What Happens When I’m Arrested in Indiana?

A formal arrest is generally followed by a trip to the police station or jail, a booking procedure which results in a mug shot and fingerprinting and (in some counties) the assignment of a number attached to your fingerprints (often this is referred to as your “Gallery Number”).  The next step is an initial hearing where the court tells you what your charges are, sets a preliminary bail amount, advises of your rights and deadlines, and sets your case for another hearing date.   In theory, your initial hearing should take place within 32 hours of your arrest.  In practice, Indiana can ask for 72 hour continuances and as long as a bond has been set, this request is automatically granted.   Often times, a judge may have reviewed your probable cause affidavit and has already set a bond amount before you arrive in court.  Certain misdemeanors may be charged with a summons, and not a formal “arrest”.  You are still booked the same way and are considered to have been arrested in Indiana.

Can I Be Released?

If you are a juvenile, you will have a detention hearing to determine whether you will stay in custody pending the resolution of your case.  If you are an adult, you are entitled to a reasonable bail unless you are charged with murder, have a hold from another Indiana jurisdiction, are on probation, or are on parole.   Some jurisdictions require cash bonds, others allow the use of Bondsmen (or Surety Agents) who post 10% of the Bond. Some counties will allow you to post 10%. If you have other criminal cases pending in other counties or states, or are on deferred prosecution, probation, parole, then this new arrest can trigger a bond forfeit in those other counties, or a hold for probation or parole.  If you are not a legal resident of the United States and you are arrested, there is a very good chance that U.S. Immigration and Customs Enforcement will be contacted, and will place a hold on you. In murder cases, you are entitled to a “Motion to Let Bail”, otherwise known as a “Writ of Habeas Corpus”.  It is the one and only time that you can get a free look at all the evidence the case has in a murder case.   I have been successful in achieving a bond on a murder client, as a result of a Habeas Corpus Bond Hearing.    As a result of facts we unearthed during that hearing, the client was later acquitted.

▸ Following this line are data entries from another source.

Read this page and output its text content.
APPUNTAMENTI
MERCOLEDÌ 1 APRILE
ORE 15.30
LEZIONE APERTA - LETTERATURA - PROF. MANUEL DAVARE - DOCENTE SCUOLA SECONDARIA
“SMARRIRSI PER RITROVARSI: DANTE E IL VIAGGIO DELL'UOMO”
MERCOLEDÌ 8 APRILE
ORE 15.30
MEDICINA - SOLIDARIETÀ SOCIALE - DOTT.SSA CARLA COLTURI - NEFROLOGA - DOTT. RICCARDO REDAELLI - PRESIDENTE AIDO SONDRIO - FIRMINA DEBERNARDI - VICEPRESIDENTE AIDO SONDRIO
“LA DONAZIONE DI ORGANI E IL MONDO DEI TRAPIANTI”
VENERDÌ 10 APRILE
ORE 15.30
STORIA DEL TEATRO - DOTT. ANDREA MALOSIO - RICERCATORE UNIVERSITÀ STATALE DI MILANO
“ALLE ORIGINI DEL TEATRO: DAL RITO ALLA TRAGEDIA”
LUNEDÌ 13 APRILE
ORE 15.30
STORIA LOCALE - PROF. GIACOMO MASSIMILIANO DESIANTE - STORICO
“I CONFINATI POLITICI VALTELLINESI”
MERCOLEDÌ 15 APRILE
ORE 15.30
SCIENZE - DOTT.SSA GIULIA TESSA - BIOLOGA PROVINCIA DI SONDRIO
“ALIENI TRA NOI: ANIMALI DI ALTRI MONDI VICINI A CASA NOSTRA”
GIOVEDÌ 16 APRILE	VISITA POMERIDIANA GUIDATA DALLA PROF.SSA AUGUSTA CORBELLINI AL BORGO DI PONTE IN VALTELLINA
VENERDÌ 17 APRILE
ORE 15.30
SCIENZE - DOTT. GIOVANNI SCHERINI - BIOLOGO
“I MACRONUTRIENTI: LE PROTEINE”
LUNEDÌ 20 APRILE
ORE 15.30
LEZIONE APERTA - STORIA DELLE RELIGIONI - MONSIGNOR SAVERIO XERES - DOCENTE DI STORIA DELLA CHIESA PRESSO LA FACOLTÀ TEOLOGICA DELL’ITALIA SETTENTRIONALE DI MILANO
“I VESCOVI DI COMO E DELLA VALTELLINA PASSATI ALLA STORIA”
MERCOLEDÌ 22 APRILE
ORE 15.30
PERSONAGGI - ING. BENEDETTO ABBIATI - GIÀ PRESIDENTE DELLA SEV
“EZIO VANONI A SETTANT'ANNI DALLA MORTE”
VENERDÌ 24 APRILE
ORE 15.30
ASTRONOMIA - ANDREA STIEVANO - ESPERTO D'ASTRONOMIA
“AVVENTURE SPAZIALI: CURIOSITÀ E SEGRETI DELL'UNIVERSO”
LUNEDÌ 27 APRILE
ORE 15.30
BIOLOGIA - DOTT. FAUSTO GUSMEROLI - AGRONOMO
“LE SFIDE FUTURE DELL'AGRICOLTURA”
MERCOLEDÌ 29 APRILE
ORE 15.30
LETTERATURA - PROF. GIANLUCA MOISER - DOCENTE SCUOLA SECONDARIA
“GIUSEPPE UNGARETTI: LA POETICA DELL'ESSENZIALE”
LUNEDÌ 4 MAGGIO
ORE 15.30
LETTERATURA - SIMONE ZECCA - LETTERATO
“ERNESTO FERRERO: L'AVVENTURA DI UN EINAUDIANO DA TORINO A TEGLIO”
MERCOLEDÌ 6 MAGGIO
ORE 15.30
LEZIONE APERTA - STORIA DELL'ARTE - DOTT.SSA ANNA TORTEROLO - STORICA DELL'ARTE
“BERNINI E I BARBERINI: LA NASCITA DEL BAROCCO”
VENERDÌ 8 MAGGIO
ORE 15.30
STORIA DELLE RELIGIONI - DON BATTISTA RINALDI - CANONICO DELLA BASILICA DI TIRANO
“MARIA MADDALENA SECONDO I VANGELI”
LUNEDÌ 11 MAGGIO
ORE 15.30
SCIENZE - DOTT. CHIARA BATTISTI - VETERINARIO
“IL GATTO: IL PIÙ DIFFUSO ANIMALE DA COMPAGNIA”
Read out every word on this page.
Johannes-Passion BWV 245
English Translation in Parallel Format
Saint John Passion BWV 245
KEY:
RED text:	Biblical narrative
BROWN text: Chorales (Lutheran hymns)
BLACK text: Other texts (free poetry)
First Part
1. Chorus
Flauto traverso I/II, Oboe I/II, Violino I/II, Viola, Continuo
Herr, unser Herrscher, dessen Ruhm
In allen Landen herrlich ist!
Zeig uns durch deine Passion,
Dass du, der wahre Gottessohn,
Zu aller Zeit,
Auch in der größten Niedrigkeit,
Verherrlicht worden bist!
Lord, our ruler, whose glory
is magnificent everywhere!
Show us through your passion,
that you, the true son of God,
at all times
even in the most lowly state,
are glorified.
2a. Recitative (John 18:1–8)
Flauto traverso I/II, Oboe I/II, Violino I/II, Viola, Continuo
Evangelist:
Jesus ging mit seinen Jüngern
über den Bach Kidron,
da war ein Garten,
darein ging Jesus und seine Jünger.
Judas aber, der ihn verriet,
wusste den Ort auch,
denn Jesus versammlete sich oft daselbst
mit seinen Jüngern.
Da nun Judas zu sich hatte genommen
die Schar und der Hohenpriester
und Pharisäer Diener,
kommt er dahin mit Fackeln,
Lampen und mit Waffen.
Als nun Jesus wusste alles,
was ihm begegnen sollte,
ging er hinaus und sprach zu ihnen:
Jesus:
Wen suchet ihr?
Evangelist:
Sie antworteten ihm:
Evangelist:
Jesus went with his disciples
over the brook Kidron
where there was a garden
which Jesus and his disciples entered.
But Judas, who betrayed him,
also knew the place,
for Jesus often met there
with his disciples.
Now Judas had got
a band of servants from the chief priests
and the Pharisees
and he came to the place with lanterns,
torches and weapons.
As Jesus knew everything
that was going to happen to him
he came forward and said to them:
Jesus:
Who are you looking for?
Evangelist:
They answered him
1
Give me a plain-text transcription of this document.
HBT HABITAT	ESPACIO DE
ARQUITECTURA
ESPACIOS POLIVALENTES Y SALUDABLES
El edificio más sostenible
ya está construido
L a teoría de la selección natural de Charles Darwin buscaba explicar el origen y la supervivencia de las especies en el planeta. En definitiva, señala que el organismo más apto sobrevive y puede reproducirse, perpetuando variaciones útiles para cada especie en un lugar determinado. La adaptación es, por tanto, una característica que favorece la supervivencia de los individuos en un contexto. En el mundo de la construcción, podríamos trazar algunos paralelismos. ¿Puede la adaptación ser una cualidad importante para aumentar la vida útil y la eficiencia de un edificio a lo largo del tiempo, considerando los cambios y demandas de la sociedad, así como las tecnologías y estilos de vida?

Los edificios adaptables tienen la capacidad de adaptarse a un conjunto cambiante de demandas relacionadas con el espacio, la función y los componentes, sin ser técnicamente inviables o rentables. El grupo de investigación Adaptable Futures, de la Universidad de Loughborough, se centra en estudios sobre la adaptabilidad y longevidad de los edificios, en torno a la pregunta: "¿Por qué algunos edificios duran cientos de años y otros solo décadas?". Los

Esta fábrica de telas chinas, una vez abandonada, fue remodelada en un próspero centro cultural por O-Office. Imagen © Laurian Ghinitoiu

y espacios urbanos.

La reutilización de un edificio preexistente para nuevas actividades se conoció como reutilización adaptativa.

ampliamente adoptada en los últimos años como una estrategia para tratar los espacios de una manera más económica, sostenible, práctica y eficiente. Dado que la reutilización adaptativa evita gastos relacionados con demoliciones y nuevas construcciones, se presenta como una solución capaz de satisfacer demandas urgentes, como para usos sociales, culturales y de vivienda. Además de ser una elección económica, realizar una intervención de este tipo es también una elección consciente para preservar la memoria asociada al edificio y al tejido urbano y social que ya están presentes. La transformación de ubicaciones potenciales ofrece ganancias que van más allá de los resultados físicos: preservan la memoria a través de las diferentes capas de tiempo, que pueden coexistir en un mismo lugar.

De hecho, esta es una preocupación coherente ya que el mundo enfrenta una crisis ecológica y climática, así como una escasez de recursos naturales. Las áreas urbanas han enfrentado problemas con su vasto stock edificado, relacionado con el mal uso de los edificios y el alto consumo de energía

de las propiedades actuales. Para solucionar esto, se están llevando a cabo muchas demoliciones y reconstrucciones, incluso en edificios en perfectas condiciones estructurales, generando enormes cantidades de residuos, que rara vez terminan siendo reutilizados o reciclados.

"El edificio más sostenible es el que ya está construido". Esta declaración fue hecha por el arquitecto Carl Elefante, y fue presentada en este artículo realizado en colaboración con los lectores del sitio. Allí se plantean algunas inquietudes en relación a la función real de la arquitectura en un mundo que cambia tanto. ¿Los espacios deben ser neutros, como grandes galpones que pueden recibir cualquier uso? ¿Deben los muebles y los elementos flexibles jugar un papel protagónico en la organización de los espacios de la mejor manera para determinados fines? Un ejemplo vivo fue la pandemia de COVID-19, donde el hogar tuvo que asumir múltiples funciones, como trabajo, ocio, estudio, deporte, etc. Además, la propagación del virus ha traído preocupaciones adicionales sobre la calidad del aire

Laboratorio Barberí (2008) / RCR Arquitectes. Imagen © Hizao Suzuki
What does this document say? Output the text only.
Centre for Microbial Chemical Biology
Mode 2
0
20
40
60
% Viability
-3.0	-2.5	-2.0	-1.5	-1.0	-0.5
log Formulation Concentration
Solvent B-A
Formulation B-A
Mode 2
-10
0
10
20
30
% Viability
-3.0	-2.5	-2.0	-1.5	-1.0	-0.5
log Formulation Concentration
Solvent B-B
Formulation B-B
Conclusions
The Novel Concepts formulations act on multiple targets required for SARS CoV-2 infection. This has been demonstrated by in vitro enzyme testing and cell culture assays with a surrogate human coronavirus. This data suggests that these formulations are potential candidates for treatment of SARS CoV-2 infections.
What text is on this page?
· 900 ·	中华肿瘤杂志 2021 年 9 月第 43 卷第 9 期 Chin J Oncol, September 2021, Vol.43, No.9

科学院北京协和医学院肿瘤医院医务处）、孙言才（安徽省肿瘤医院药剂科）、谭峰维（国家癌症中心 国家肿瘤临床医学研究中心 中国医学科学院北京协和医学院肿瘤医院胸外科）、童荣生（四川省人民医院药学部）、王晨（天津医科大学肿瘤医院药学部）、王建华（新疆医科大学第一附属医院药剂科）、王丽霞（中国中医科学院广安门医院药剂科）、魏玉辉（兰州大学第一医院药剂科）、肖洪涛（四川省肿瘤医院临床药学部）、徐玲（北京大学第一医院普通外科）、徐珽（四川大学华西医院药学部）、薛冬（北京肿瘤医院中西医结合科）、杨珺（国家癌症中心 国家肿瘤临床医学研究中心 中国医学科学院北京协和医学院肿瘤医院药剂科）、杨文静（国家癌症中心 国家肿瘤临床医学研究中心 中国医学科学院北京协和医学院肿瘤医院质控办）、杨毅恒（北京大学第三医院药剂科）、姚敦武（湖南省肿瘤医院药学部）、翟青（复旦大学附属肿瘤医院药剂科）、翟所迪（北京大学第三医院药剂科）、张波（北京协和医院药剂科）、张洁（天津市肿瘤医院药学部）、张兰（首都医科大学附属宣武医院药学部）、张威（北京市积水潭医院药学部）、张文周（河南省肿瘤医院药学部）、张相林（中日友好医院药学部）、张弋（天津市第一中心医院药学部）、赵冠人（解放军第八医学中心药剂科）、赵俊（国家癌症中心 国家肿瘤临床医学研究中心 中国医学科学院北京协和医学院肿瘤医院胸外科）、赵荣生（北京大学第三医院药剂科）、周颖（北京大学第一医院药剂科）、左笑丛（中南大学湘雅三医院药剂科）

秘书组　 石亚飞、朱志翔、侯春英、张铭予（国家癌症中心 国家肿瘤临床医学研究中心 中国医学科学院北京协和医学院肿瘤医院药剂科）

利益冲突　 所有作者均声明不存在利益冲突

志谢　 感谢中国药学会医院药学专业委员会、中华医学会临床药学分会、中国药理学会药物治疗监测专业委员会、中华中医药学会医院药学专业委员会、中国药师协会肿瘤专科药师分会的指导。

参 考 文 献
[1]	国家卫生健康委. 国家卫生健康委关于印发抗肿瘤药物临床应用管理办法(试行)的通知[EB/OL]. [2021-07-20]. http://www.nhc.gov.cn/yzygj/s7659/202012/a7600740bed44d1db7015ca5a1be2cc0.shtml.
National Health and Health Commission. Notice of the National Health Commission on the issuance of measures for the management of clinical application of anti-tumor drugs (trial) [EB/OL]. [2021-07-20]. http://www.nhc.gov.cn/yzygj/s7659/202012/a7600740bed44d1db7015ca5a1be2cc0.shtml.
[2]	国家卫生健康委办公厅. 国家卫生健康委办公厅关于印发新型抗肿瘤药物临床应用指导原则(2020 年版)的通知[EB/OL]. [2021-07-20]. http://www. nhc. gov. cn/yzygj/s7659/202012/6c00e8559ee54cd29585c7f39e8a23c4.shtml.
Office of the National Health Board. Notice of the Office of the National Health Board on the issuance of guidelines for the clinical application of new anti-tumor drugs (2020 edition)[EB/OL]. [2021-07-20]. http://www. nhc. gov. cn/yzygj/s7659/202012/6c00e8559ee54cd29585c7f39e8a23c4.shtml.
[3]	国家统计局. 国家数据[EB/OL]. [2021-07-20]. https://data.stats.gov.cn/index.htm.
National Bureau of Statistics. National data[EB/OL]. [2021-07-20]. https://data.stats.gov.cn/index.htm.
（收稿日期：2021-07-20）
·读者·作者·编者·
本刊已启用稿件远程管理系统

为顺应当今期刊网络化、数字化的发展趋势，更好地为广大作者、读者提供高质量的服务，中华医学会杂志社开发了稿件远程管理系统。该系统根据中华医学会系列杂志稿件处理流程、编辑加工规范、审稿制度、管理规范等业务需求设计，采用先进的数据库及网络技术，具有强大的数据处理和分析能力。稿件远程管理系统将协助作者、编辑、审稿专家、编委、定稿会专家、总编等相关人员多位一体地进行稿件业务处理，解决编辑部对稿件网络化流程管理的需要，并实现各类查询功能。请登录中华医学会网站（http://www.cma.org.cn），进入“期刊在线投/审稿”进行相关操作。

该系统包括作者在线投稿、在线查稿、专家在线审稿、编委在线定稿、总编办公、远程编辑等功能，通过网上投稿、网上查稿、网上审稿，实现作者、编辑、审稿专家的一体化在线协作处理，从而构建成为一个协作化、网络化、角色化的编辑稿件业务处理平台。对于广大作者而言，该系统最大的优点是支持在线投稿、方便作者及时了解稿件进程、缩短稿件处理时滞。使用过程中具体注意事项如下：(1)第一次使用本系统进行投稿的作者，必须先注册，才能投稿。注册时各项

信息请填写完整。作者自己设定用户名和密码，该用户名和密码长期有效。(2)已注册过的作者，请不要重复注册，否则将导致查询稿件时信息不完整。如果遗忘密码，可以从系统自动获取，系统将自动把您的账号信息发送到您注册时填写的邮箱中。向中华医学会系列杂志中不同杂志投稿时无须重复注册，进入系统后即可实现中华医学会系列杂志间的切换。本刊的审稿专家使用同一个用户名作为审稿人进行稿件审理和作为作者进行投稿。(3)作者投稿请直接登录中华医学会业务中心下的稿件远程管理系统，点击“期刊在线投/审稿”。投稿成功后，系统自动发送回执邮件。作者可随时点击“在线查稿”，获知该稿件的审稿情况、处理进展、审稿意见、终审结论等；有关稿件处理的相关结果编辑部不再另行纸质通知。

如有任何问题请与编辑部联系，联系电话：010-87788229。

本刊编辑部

What Happens After my Initial Hearing?

At your Initial hearing in Indiana, the Judge will read the probable cause affidavit (in some counties there will be a hearing instead) and will determine if sufficient grounds are established for your arrest.   The dates you are given are important.  The Omnibus date is a date the court uses to set notices of certain defenses, discovery deadlines, and other technical matters.  Many times a court will set an interim hearing called a “pretrial conference” or set the matter for “further proceedings”.  In each case, these are merely different names for dates that are not trial dates, and are only dates designed to see if discovery is proceeding or if there has been any progress in the case.   Some Indiana courts dispense with pretrials and only set cases for trial.  If that is the case in your court, and you are charged with a misdemeanor, you will lose your right to trial by jury unless you request that right ten days prior to your first trial setting.

This is one reason you should retain counsel as soon as possible in Indiana.   If you have been charged with a misdemeanor, you can sometimes waive your appearance at your initial hearing and have your lawyer file a motion instead.  It all depends on the judge in the Court.

If you cannot reach an agreement with the prosecuting attorney in your case, then you can either plead guilty to the charges as filed, have a trial where the judge determines guilt or innocence, or have a jury trial to determine the facts.